Toucans are characterized by brightly colored plumage and an unusually long and bulky, but very lightweight, bill
with a downcurved tip and serrated edges. Another trait characteristic of toucans is a tongue with a bristly or brushy tip. Toucans range in length from 13-24 in (33-60 cm). In almost all species, male and female look alike; only the black toucanets (Selenidera) and green aracari (Pteroglossus viridis) are sexually dimorphic.
The toe arrangement is zygodactylous, with two toes projecting towards the front and two to the back.
Naturalists have long puzzled over the significance of the toucan's large bill. Originally, observers suggested that the bill was a weapon used to defend the nest cavity.
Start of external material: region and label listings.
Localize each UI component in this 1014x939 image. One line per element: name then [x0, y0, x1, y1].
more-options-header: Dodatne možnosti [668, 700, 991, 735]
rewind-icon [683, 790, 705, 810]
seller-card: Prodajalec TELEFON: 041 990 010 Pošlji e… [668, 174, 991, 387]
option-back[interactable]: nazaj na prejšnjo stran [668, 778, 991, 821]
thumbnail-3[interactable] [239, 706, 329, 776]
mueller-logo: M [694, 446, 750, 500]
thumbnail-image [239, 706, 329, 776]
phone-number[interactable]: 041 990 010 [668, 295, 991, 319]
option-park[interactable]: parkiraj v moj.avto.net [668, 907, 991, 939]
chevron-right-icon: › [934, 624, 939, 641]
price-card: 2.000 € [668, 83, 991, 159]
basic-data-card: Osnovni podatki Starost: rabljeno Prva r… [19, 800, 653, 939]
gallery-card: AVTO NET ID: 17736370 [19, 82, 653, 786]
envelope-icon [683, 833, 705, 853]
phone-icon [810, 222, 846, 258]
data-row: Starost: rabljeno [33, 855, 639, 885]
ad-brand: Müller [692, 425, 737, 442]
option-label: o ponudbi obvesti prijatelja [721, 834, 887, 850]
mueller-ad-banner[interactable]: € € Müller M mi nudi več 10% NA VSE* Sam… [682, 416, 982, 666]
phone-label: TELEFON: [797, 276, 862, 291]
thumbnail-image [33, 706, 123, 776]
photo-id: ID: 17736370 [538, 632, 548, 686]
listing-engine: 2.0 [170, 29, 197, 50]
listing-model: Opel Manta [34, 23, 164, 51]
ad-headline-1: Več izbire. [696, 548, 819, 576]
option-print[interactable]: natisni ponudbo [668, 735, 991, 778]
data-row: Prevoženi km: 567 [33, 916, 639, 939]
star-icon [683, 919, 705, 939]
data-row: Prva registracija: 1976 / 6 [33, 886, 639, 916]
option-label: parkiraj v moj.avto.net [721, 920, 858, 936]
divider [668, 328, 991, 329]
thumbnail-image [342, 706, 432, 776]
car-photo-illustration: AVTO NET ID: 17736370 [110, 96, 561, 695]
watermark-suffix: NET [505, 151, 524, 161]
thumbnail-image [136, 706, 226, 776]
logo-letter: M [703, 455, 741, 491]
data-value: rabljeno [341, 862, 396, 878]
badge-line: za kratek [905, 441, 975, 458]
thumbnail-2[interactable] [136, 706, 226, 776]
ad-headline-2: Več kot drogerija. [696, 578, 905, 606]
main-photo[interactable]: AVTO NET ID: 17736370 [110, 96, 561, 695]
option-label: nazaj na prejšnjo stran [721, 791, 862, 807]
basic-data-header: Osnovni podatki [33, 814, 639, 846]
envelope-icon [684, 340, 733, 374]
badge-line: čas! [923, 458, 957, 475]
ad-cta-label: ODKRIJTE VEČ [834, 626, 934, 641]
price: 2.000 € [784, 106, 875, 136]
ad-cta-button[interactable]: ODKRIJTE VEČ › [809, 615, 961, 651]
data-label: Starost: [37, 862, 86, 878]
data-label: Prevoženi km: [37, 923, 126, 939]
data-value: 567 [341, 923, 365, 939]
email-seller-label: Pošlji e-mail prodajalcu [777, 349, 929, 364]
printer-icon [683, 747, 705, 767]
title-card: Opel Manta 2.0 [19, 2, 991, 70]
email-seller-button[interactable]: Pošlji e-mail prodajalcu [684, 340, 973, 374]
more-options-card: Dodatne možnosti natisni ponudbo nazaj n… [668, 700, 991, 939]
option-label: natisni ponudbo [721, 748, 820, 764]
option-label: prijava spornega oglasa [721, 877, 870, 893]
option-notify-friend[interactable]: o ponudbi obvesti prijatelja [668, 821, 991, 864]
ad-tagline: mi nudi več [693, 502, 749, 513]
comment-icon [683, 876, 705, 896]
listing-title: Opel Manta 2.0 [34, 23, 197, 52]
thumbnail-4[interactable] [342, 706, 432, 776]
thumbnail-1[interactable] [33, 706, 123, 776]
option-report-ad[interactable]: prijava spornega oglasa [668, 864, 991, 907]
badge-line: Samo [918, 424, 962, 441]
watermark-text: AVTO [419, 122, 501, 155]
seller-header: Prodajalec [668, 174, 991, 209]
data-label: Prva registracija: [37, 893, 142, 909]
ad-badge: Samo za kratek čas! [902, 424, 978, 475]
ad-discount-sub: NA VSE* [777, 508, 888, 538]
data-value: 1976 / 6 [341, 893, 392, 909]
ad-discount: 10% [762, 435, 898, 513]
This is not so; when toucans sense danger, they come out of the cavity entrance in a hurry, threatening the enemy only out in the open, if at all. Instead, a long bill enables these rather heavy birds to pluck berries from the tips of branches without leaving a stable perch. A thin, dark-colored bill would, however, be just as useful for this purpose. Possibly the toucan's bill plays a role in pair formation and in the social life of the group. According to E. Thomas Gilliard, it acts as a signal. However, toucans can also use their bills to threaten those birds whose nests they plunder. Tyrant flycatchers and even small raptors are frightened by the giant bill, which is even more effective because of its lively colors, and they fly about helplessly while the toucans devour their young or eggs. Other birds will attack a toucan only while it is in flight, because it is then unable to defend itself with its bill.